British American Tobacco Switzerland (BAT) envisage de transférer la totalité de la production du site jurassien vers d'autres usines en Europe. La direction de l'usine a informé les travailleurs et les travailleuses jeudi à 12h30.
Phare économique de cette commune frontalière de la France, BAT a ouvert une procédure de consultation - préalable à un licenciement collectif - de quatre semaines liée au site de Boncourt. Elle pourrait aboutir, dans le meilleur des cas, à une fermeture partielle de l'usine. Mais une fermeture totale est à craindre. La décision définitive est attendue courant décembre. Le sort de la marque Parisienne n'est pour l'heure pas connu.
Peu d'espoir
A Boncourt, "c'est une véritable onde de choc", a constaté le correspondant de la RTS sur place. Dans ce village de 1200 habitants, l'importance de cette usine est extrême. "On ne peut pas se promener une minute sans tomber sur une fontaine, un parc ou un terrain de sport nommé Burrus (le nom de la famille qui a créé l'entreprise, ndlr)", relève-t-il.

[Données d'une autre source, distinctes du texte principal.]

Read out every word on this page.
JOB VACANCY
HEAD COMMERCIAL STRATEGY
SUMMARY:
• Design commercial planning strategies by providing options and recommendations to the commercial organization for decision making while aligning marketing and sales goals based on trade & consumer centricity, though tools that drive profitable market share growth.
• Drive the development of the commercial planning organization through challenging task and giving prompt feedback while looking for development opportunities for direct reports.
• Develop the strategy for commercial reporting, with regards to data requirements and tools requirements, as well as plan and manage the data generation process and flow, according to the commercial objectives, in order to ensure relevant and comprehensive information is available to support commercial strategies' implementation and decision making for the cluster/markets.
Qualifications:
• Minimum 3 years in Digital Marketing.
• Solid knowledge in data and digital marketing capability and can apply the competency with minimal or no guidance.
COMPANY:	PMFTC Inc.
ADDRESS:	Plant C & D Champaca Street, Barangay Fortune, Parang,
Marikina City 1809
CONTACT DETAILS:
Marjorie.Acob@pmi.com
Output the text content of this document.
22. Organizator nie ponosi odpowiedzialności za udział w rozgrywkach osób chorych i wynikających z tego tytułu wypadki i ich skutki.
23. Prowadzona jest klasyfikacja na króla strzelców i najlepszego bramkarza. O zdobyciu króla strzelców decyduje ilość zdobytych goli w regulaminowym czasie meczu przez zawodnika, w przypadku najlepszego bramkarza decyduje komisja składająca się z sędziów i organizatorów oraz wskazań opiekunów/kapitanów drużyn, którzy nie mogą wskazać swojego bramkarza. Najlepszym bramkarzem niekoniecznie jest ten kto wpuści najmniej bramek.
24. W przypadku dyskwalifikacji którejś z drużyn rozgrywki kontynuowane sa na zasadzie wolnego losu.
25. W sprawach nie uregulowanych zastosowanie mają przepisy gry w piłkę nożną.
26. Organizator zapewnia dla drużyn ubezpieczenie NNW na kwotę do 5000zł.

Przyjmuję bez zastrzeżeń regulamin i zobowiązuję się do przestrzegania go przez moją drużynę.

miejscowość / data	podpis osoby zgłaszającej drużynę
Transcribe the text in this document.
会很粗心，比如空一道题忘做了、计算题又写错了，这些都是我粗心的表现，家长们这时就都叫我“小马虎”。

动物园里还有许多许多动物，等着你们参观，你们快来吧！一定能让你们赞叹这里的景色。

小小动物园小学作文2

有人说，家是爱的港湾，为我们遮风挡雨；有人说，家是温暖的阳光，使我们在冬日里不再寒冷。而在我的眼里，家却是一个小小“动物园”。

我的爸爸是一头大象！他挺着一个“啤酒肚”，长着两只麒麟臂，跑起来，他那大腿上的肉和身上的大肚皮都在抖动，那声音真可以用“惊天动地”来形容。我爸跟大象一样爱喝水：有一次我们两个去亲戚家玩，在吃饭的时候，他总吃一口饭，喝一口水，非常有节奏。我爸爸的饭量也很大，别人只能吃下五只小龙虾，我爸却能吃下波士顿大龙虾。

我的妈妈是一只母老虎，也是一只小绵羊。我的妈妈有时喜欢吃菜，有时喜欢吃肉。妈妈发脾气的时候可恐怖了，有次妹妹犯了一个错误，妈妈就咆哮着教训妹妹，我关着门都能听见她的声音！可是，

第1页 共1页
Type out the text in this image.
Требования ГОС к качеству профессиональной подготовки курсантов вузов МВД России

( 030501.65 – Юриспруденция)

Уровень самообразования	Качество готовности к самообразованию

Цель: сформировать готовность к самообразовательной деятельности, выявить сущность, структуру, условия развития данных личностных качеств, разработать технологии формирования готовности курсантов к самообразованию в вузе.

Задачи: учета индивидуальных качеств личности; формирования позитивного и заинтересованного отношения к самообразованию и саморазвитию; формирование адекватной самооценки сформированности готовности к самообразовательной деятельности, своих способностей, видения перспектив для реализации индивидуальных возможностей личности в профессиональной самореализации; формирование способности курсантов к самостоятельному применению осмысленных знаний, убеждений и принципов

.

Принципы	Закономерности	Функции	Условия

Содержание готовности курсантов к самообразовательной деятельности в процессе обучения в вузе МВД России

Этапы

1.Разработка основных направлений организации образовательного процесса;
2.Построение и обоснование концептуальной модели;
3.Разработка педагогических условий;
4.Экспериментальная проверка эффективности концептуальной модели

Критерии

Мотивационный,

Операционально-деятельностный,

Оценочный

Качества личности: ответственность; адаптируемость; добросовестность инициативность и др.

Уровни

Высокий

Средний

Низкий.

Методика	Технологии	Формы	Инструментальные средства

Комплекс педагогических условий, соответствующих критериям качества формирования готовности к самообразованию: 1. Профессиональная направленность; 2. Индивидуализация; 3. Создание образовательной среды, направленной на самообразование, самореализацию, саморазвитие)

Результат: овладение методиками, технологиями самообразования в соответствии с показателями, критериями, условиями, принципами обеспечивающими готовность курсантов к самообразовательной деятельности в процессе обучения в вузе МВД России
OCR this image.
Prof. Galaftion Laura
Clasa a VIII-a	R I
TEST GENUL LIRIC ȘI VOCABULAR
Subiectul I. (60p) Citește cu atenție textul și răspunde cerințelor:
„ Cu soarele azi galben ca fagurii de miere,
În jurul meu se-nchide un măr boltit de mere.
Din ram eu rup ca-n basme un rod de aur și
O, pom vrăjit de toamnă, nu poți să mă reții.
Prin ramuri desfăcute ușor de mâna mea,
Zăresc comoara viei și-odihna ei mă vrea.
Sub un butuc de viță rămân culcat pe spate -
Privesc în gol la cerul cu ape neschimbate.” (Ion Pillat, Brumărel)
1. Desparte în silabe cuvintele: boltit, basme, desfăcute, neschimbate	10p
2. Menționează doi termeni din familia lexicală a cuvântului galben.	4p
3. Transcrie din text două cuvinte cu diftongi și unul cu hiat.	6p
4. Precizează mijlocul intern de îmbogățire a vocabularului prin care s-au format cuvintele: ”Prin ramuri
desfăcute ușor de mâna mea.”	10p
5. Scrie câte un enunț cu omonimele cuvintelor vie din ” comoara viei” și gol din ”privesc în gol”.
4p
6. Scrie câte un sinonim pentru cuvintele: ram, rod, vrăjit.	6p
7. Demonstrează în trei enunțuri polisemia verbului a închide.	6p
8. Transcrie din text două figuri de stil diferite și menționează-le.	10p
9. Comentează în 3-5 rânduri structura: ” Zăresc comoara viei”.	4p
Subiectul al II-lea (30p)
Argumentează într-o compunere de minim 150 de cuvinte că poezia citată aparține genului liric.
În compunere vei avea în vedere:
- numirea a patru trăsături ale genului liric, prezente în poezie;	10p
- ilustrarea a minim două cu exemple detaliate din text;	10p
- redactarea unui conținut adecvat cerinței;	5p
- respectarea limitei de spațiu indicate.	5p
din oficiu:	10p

Et les habitants ne se font guère d'illusions. Si le communiqué de BAT parle de moments de réflexion et laisse un petit espoir, "ici, personne n'en a plus. Tout le monde voit la fermeture de cette usine", poursuit le journaliste après avoir discuté avec plusieurs employés, qui n'ont pas souhaité parler face caméra.
"Sentiment de désolation et de gâchis"
Informé également à la mi-journée, le Gouvernement jurassien a fait part de sa surprise et de sa déception face à cette annonce. Il déplore un "coup dur" pour le canton ainsi que pour les employés et leurs familles, et annonce dans un communiqué qu'il "fera en sorte de défendre les intérêts jurassiens et ceux des employés dans la phase de consultation qui s’ouvre".
"Le canton va suivre ce dossier pour s'assurer que le plan social soit exemplaire pour l'ensemble des collaboratrices et collaborateurs", a précisé le conseiller d'Etat jurassien Jacques Gerber.
Interrogé dans le 19h30 de la RTS, le maire de Boncourt Lionel Maitre évoque lui "un choc, une déception, un sentiment de désolation et de gâchis".
Une importance historique
Fondée en 1814 par la famille Burrus (lire encadré), l'usine est passée aux mains de Rothmans International en 1996. Cette dernière a fusionné avec la multinationale British American Tobacco (BAT) en 1999, qui en a fait son siège principal en Suisse. Elle produit depuis 1887 les fameuses cigarettes suisses Parisienne, 2e marque la plus vendue dans le pays.
Le site compte actuellement quelque 220 employés, dont environ la moitié de frontaliers. "Nous examinons toutes les options et ne prendrons aucune décision avant la fin de la consultation correspondante", explique l'entreprise dans un communiqué, précisant par ailleurs que l'unité commerciale basée à Lausanne n'est pas concernée.
En janvier 2014, le département Recherche et Développement de BAT avait déjà fermé son usine pilote à Boncourt, avec un quinzaine de suppressions d'emploi à la clé.
>> Lire à ce sujet : British American Tobacco supprime quatorze emplois à Boncourt
jop/vic
Economie locale fortement dépendante de l'usine
D'origine alsacienne, la famille Burrus s'est installée au début du 19e siècle dans la région jurassienne. En 1814, Martin Burrus fonde une fabrique de tabac, d'abord du tabac à pipe et à chiquer. C'est en 1886 que débute la fabrication de cigarettes. Une année plus tard est lancée la marque "Parisienne", qui deviendra célèbre en Suisse mais restera peu exportée.
Les membres de cette dynastie familiale vont diriger tour à tour l'entreprise. Ce ne sont ainsi pas moins de six générations qui se sont succédé à la tête de la société jusqu'à sa vente au groupe néerlandais Rothmans International en 1996.
"Le développement de Boncourt est étroitement lié à l'évolution de l'usine"
Le groupe BAT avait célébré en mai 2014 les 200 ans d'activité du site de production de Boncourt. Les festivités marquant ce bicentenaire avaient permis aux orateurs de rappeler le lien indéfectible entre la dynastie Burrus et le village frontalier. "La famille Burrus a laissé son empreinte sur la vie économique et sociale de Boncourt et de sa région", avait souligné Charles Juillard, ancien président du gouvernement jurassien.
L'économie locale dépend fortement du site de production. "Le développement de Boncourt est étroitement lié à l'évolution de l'usine Burrus et maintenant BAT", avait ainsi expliqué l'ancien maire de ce village ajoulot André Goffinet lors du bicentenaire. Les rentrées fiscales de l'usine BAT profitent aussi au reste du canton.